Já existe um campeonato regional de escolas de samba e a Baixada é composta por várias cidades. Se não há espaço físico em Santos para construção de um sambódromo, não vejo qualquer impedimento para que ele seja erguido em outro município. A cidade que materializasse essa ideia, incluindo o aproveitamento do prédio para reforçar o número de escolas, nos moldes do que acontece no Rio de Janeiro, com certeza não se arrependeria. Além de ampliar a oferta de vagas na rede de ensino, a administração municipal também seria recompensada com a maior arrecadação de tributos durante o período de Carnaval.
Mas o senhor não teme que a retirada dos desfiles carnavalescos da orla resultaria em diminuição de público?
Quem gosta de samba não se preocupa com local da apresentação das escolas. Ele quer ver o espetáculo em qualquer lugar. A Mocidade Amazonense é do Guarujá e desfila em Santos. Nem por isso seus simpatizantes deixam de assistir sua apresentação.
O Rio de Janeiro, para o senhor, parece ser um modelo de como o Carnaval deve ser administrado, tantas as vezes em que aquela cidade foi citada. Que pontos poderiam ser copiados e colocados em prática em nossa região?
Ficaria muito feliz se ao menos pudéssemos introduzir em todas as escolas de samba da região a filosofia de, durante todo ano, fazer com que as crianças participem e aprendam os trabalhos de preparação para o Carnaval. Isso serviria para tirar os menores da rua, evitando o crescimento da criminalidade por meio de uma efetiva formação profissional.
No próximo ano a cidade terá um novo Rei Momo e o senhor não terá mais obrigações oficiais a cumprir durante o Carnaval. Sua forma de participação na festa carnavalesca de 1992 já está definida?
Nisso eu não quero pensar, pois não sei o que acontecerá comigo. Não sei se terei coragem de permanecer na cidade durante esse período. O pessoal da coordenação do Carnaval já me convidou para participar dos trabalhos de organização para o próximo ano. Não creio que terei forças para isso.
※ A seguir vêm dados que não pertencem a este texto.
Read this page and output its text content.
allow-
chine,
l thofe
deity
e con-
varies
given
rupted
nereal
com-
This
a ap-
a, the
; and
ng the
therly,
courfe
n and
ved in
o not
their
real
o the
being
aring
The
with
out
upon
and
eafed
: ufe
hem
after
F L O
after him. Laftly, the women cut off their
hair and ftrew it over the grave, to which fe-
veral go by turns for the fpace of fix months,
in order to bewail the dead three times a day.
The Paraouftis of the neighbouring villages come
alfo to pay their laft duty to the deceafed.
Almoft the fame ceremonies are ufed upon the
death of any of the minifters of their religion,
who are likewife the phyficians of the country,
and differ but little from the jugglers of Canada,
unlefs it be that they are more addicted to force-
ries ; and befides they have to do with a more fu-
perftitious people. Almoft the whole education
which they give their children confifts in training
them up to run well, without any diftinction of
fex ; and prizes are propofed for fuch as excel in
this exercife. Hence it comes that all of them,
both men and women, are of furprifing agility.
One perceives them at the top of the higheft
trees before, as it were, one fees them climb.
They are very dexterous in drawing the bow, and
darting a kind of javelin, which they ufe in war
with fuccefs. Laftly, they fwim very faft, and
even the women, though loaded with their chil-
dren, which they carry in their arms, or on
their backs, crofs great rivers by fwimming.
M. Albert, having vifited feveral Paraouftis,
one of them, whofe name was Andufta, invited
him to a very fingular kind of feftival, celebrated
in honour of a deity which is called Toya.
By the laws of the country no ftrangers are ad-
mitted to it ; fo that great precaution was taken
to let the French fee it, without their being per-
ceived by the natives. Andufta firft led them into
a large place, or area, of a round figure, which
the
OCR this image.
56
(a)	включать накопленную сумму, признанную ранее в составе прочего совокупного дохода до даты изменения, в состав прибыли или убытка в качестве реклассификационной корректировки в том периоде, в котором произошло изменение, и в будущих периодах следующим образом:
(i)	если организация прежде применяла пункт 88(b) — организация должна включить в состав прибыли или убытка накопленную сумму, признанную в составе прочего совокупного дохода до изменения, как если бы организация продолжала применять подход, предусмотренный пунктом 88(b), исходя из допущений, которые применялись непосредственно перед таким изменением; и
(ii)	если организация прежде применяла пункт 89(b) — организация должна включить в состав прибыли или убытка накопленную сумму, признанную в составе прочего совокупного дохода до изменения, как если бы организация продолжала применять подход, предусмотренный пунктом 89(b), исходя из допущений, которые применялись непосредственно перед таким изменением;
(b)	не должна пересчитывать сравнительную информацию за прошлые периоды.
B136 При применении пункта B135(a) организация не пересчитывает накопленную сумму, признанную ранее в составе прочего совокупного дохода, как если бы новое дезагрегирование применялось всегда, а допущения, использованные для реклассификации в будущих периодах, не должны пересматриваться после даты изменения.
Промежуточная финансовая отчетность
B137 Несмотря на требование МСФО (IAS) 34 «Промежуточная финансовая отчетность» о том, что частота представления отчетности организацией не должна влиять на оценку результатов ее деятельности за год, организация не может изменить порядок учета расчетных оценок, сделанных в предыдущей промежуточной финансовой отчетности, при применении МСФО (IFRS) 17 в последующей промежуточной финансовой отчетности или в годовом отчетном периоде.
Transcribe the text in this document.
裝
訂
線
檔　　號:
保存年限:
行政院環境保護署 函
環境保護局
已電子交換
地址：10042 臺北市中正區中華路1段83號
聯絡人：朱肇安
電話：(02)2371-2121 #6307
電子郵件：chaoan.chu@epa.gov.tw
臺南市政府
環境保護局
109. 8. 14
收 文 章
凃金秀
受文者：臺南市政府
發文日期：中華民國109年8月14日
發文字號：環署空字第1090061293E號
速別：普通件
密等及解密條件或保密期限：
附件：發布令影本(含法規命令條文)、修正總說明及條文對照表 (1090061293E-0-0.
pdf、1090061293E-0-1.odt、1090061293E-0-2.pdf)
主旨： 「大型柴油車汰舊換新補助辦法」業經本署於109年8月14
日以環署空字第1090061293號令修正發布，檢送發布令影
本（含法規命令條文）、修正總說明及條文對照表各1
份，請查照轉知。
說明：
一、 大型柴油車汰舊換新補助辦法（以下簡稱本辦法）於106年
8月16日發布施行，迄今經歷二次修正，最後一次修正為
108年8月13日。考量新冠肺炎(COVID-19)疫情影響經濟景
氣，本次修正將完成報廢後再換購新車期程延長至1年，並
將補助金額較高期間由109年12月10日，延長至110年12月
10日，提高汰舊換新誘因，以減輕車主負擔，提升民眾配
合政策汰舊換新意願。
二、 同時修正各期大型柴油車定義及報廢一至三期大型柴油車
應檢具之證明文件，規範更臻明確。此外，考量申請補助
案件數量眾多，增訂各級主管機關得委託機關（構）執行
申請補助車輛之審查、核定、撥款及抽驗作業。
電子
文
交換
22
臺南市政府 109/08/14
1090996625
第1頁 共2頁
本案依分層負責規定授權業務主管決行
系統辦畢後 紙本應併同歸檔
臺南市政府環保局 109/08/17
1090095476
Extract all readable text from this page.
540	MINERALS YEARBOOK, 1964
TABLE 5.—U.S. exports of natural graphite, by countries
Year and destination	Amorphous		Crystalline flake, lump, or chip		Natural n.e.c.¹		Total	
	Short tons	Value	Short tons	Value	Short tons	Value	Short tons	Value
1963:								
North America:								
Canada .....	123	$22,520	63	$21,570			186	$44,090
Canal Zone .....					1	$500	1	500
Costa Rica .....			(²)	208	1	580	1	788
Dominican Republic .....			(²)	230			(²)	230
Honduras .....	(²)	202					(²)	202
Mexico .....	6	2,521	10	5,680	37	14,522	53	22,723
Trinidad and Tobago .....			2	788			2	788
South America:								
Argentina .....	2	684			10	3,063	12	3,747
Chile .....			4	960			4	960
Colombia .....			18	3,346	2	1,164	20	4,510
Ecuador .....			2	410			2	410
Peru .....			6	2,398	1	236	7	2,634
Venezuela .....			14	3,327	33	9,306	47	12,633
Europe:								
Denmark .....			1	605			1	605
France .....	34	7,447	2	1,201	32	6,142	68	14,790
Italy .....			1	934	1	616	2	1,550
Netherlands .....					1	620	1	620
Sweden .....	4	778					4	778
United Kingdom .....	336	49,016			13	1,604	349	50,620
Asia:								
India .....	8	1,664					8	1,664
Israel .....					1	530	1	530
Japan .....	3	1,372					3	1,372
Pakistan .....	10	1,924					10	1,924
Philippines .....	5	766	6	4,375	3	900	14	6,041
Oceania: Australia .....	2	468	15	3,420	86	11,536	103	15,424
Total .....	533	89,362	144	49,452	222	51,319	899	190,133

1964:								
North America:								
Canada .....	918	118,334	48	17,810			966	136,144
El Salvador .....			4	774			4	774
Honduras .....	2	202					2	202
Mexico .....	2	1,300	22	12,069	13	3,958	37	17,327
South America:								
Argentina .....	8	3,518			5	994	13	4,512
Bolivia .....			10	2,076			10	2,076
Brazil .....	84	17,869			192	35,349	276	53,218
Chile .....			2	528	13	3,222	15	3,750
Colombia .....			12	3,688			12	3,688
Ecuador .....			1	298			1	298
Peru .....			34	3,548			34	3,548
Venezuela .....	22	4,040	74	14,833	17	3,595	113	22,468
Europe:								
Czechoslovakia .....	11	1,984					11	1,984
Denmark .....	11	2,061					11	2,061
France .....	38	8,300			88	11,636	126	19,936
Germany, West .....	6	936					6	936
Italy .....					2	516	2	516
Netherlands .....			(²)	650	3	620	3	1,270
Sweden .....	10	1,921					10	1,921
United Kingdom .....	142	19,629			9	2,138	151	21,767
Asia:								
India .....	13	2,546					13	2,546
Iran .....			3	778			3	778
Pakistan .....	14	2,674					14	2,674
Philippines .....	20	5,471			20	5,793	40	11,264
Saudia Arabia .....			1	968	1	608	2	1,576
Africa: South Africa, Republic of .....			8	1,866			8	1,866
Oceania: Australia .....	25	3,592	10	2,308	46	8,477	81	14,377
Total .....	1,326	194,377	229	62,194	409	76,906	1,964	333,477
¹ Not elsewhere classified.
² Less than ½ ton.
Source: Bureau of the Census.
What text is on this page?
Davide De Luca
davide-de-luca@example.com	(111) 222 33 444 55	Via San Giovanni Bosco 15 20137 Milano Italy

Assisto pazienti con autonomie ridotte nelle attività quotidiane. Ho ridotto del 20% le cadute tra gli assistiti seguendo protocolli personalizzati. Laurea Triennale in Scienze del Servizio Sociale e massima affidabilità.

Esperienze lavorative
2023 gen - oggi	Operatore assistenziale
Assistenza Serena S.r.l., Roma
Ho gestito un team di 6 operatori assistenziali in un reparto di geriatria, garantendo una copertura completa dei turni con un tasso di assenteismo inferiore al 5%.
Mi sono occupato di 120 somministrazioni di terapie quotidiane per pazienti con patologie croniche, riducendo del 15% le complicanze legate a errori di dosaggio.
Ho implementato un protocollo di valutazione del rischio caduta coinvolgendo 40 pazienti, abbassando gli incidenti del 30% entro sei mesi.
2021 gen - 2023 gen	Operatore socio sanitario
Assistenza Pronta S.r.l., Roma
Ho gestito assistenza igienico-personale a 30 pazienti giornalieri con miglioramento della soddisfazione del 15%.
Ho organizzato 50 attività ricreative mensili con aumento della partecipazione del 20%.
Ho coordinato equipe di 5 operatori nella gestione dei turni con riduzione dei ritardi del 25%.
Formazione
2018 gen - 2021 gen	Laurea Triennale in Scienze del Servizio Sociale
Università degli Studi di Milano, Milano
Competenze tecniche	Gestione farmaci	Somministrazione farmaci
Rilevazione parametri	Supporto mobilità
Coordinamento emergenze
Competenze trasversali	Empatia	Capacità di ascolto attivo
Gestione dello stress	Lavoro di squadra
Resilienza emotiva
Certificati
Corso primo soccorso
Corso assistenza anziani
Talvez eu faça uma viagem para conhecer o Carnaval em outras cidades. O que vai ser exatamente, eu não sei.
Será que, na medida em que o Carnaval do próximo ano for se aproximando, a decisão de deixar o Reinado de Momo não pode ser revista?
De forma nenhuma. Mesmo porque, no próximo ano, já teremos programado um concurso para escolha do novo Rei Momo. Eu não poderia, em hipótese alguma, fazer uma desfeita dessas. Seria uma atitude mesquinha e antiética.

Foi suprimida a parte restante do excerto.